As a kid growing up in Rio Hondo, Texas, Ness Flores wanted to be a baseball player like his hero, the great Jackie Robinson.

And while he loved baseball, he ended up going to bat for something else over the course of his professional career – advocating for the rights and protections of migrant farmworkers as an attorney. 

Flores wasn’t familiar with any lawyers growing up. But what he did know was the struggles of migrant farmworkers. 

“I might not have known it or appreciated it at the time, but my whole life was pointed in that direction,” said Flores, 78, who has dedicated his career to providing advocacy, counsel, community service and legal assistance to Wisconsin’s migrant farmworkers, Spanish speaking and other marginalized populations. 

His parents, Barbara and Ismael, were migrant farmworkers. For the first decade of his life, Flores would join his family in the spring as they made their way from Texas to Wisconsin to work in a canning factory or a farm. 

“Apples, cherries, beans… you name it, I picked it,” recalled Flores. 

His family eventually relocated to a tiny town southwest of Sheboygan in 1954 when his dad got a job at the Kohler Company.

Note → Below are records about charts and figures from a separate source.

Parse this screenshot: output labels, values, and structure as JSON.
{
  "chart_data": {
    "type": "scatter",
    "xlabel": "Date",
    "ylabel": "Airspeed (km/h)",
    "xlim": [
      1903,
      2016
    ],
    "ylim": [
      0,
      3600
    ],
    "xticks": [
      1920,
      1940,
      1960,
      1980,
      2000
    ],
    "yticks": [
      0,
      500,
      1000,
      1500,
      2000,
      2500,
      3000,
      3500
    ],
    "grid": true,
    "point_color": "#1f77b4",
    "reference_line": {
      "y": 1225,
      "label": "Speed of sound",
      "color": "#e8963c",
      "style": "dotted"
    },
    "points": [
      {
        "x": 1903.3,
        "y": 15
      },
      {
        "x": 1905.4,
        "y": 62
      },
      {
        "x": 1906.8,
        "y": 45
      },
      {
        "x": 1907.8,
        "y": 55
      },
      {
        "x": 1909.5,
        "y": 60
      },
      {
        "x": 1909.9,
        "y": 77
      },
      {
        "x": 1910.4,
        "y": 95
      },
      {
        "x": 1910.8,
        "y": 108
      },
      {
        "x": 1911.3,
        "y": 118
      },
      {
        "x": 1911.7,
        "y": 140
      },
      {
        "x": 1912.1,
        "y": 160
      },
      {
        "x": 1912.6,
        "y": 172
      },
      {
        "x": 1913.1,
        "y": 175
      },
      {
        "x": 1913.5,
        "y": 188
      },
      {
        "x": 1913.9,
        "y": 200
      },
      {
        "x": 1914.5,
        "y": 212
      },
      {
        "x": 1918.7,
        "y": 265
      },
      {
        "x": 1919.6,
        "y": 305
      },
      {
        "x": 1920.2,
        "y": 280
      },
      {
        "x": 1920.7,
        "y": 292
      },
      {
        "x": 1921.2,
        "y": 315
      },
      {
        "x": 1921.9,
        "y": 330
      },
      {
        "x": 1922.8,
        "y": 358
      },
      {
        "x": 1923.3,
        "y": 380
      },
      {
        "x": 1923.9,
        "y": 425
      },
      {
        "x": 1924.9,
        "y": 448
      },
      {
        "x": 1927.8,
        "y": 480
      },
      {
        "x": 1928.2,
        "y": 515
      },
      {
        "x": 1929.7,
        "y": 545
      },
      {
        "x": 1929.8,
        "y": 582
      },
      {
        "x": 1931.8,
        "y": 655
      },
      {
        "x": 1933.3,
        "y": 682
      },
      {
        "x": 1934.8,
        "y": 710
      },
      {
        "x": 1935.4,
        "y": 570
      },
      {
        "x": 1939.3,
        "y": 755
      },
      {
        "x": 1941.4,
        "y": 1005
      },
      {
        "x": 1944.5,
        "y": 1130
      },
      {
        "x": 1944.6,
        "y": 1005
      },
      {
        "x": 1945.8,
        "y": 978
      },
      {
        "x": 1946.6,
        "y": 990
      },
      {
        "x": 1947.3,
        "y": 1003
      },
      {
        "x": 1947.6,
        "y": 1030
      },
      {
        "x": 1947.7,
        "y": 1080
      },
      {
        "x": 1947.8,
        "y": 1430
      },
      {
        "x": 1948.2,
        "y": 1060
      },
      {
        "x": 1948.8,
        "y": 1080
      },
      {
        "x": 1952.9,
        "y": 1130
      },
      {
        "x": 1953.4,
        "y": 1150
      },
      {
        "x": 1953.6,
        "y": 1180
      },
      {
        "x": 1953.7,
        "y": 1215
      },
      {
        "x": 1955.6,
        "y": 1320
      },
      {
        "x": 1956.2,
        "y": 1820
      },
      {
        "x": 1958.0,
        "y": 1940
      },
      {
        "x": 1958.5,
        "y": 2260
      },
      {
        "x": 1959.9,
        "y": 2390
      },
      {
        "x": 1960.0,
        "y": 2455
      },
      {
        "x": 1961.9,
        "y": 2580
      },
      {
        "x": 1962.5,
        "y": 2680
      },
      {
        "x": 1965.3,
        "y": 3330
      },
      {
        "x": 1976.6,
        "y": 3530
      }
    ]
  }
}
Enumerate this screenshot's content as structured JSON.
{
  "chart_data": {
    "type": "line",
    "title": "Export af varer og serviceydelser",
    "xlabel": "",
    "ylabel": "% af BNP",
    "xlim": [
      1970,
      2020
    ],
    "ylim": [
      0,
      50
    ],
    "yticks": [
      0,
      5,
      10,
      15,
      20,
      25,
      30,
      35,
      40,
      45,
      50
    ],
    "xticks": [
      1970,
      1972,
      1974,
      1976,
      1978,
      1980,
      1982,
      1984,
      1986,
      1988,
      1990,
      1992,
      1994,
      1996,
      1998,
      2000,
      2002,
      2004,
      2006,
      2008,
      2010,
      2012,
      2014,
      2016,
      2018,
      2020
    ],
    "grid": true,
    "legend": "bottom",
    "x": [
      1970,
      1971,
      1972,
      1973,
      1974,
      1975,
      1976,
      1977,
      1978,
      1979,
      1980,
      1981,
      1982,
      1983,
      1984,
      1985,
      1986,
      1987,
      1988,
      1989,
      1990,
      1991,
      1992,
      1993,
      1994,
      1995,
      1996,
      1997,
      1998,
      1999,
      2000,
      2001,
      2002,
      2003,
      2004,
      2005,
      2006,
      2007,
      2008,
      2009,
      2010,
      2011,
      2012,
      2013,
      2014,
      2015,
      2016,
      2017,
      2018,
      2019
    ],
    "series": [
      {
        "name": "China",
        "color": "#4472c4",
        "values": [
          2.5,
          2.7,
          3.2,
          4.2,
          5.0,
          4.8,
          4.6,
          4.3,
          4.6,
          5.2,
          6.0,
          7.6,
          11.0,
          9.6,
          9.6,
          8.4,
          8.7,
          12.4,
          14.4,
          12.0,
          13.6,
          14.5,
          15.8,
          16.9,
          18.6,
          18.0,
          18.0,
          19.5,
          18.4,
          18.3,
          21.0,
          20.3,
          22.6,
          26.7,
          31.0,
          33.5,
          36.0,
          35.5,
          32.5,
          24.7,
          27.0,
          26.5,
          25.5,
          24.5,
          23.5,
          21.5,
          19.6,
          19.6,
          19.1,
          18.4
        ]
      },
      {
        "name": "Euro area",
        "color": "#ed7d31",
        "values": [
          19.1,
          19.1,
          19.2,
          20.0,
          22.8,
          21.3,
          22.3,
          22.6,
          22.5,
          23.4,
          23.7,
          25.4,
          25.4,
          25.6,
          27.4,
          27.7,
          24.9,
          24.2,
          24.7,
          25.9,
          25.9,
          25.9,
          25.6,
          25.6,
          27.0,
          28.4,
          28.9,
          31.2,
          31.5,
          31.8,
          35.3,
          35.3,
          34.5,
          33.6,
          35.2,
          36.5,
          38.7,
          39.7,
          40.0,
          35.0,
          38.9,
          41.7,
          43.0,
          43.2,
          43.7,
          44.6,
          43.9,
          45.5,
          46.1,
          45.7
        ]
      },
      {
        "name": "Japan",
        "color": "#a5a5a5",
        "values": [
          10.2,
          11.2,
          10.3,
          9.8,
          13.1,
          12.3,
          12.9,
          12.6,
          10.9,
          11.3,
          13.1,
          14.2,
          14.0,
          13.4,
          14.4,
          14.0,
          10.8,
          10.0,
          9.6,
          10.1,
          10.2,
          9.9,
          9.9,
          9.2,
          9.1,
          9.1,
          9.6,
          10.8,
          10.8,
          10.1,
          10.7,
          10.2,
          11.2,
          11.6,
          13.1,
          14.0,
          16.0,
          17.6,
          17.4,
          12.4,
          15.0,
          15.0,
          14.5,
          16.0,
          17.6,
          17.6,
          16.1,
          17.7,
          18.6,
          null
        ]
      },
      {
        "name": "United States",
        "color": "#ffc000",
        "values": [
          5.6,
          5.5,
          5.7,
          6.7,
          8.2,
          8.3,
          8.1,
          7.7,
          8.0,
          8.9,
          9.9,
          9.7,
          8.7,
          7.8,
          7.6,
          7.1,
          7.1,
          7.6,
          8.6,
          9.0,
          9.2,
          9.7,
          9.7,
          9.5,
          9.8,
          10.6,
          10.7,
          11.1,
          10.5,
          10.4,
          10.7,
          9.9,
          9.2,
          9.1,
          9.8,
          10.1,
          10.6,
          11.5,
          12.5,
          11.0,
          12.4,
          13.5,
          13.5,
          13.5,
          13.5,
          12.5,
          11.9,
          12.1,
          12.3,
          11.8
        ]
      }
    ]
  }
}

The family moved to the city of Sheboygan in 1955 where Flores graduated from South High School in 1962. Flores graduated as student body president, co-captain of the football team and a member of the scholastic honor society.  His parents were one of the first Mexican families in the area and though they didn’t speak English well, they always contributed to the community in some way, Flores said. 

“My parents always taught me to care for the newcomers,” Flores said.

Flores drew inspiration from his family as he began his legal career. After initially starting in tax law, Flores later took a job with UMOS as its first migrant legal services attorney. While there, he helped launch its Migrant Legal Services Program, which still exists today as part of Legal Action of Wisconsin. In 1972, he joined in the march to Madison to call for better housing, pay and conditions for farmworkers. He became the executive director of the Governor’s Committee on Migrant Labor in 1974 and wrote and lobbied for the Wisconsin Migrant Labor Act the following year. After its passage, he became the first chair on the Wisconsin Council on Migrant Labor in 1976. 

“When I got appointed as (circuit court) judge in 1978, my mom said ‘Why can’t you hold on to a job? You are changing jobs every couple of years,” said Flores, who also has served as a private law practitioner, a legal services lawyer and a public defender. “I always looked at it as though I was attacking the problem from a different direction.” 

In addition to a half century in the legal profession, Flores also has spent a half century of service to the community. Among his many roles, he has served as a member of Waukesha’s Police and Fire Commission, a member of the Board of Regents of the UW System and a board member of Legal Action of Wisconsin and La Casa de Esperanza, among other nonprofits. 

Flores served two terms on the Greater Milwaukee Foundation’s Board and remains connected as a member of the Community Impact Committee, where he helps directs the Foundation’s grantmaking strategies toward achieving greater equity and inclusion in the region. He also served on the advisory group in 2016 that led to the creation of the Latino Statistical Portrait, a comprehensive study of Milwaukee’s Latino population that led to greater understanding locally of the significant role the community has in the future of the region.

While helping better the lives of migrant farmworkers has brought Flores great joy, so too has the fact that he has paved the way for other Latino lawyers. When Flores started his career, he was one of two Latino lawyers in Wisconsin. In 1978, he became the state’s first Latino circuit court judge. When he retired in 2012, one of his Spanish-speaking clients said, “Oh no! Who is going to take care of the Hispanic community now?” Now there are more than 100 Latino lawyers and the number continues to grow.

“They are all bright and anxious to help people,” said Flores, a founding member and past president of the Wisconsin Hispanic Lawyers Association. “That’s a prideful thing for me.”